Just as the Tao contains complementary aspects of the wu and the yu, so the Christian God is at the same time hidden and manifest. According to patristic teaching, the Father is the hidden source of the deity, true silence, incomprehensible and ineffable. The Son is the manifestation of the Father, ‘the visible image of the invisible God’ (Colossians 1.15), the Word born of the eternal silence of the Father. By the creation and above all by the mystery of the Incarnation, the invisible Father manifests himself in the Son, and in the Son we can see the humanity of God.
Just as the Tao, the Christian God is at the same time immanent and transcendent, God who resides in ‘inaccessible light’ (1 Timothy 6.16), and also, in the words of St Augustine, ‘more interior than the intimacy of myself’ (7).
Since the three divine persons are transcendence and immanence for the world, each has a proper and wholly distinct character. The Father remains the hidden source, the transcendent ground of the deity in the very womb of immanence. The Son, even if he is part of the hidden face of the Father, is the divine communication of creation in the history of salvation. The Holy Spirit is the interior bond of love which unites Father and Son, as breath penetrates and animates all things. The Spirit may be compared to the maternal womb (Te) of God which shelters, nourishes and transforms every human being and the whole creation.
One of the main difficulties in the comparison of the Tao with the Christian concept of God is that the Tao is most often impersonal. So the creation of the world by the Tao is explained in terms of a natural process rather than a creation by a voluntary act or thought. This certainly constitutes the basic difference between Taoist philosophy and the Christian vision. But the difficulty of perceiving an impersonal God is not as insurmountable as it seems. Among the names like Father, Saviour, Shepherd, which Christians use for God are also words like life, light, love, breath, water, fire, etc. If God is beyond all created things and all knowledge, we could say that God is just as trans-personal as personal.

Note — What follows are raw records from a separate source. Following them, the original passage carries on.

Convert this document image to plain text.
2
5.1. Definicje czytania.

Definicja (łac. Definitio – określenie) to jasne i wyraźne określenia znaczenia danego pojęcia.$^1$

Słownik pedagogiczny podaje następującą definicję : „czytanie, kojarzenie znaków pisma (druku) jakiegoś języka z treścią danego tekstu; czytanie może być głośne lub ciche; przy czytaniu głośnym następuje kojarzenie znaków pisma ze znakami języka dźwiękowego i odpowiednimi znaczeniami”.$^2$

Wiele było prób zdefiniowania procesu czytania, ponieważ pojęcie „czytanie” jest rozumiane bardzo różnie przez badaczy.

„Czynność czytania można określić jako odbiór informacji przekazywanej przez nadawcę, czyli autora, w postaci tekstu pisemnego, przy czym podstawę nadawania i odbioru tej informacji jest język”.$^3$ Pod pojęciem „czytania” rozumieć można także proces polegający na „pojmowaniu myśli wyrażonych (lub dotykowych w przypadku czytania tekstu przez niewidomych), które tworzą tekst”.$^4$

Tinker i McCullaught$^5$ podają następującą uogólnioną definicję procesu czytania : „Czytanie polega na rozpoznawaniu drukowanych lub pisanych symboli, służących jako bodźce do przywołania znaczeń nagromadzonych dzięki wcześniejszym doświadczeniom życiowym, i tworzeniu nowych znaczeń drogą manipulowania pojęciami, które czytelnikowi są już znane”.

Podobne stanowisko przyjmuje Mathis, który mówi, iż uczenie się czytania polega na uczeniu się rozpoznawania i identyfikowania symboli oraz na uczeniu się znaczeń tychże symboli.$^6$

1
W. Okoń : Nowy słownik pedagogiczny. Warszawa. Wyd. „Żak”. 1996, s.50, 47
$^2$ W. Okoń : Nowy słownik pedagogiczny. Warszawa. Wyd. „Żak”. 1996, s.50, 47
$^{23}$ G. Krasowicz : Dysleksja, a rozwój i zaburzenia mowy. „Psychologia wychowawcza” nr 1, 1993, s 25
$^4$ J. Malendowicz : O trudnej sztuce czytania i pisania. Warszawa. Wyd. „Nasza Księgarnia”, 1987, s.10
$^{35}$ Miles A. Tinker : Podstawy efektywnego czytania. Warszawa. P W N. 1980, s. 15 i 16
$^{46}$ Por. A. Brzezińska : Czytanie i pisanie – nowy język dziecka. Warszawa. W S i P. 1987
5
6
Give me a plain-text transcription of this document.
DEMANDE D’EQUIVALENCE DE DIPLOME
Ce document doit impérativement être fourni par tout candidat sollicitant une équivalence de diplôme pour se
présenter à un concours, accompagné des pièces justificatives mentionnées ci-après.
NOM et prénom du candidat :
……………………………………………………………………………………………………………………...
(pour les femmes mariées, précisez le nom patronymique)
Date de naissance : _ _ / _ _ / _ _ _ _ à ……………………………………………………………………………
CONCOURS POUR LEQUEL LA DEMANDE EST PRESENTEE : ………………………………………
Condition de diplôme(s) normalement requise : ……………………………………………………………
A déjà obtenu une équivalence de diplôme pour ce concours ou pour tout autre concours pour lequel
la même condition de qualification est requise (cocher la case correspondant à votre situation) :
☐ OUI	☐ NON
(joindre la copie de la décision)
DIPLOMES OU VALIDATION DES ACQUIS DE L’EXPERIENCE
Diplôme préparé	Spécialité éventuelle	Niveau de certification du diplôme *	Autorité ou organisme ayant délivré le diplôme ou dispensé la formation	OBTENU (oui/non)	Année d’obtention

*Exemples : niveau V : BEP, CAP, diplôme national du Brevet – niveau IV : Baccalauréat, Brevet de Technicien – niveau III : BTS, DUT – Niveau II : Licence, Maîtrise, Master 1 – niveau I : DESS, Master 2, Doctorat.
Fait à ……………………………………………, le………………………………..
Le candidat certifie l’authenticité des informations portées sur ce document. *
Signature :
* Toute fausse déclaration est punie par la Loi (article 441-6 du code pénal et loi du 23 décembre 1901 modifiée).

The Tao-Te-Ching presents the Tao as incomprehensible, nameless and inexpressible. Like wu and yu the Tao is beyond everything, created and uncreated. How, then, can it be affirmed that the Tao is impersonal, lacking consciousness and intelligence? In order to remain faithful to the apophatic approach of Lao-Tseu it would be better to continue to affirm that the mysterious Tao is beyond personal or impersonal, that is, to say that the Tao is trans-personal. Religious Taoism would have no difficulty in adopting this manner of thinking (8).
The Idea of a Taoist Sage
Even if Lao-Tseu explores the metaphysical meaning of the Tao, his first concern is for human beings and their manner of life as individuals and in society. He defines the ideal person as a sage or a true person. Although Lao-Tseu teaches that every being can and must struggle to become a sage, he presents the sage as the ideal master of a condition.
Since the Tao is inherent in every thing, penetrating the heavens, the earth and human beings, Lao-Tseu perceives unity between human beings and nature, and even envisages an exact correspondence between the human microcosm and the macrocosm of the world beyond. More, Lao-Tseu describes certain general principles of the Tao which remain amid the changes of the universe, and which can be called ‘invariables’ (9). The capacity to discover these stable laws is called ‘illumination’, ‘knowing stability is illumination’ (Chapter 16). The true sage is one who is capable of perceiving the invariable ways of the Tao manifested in nature.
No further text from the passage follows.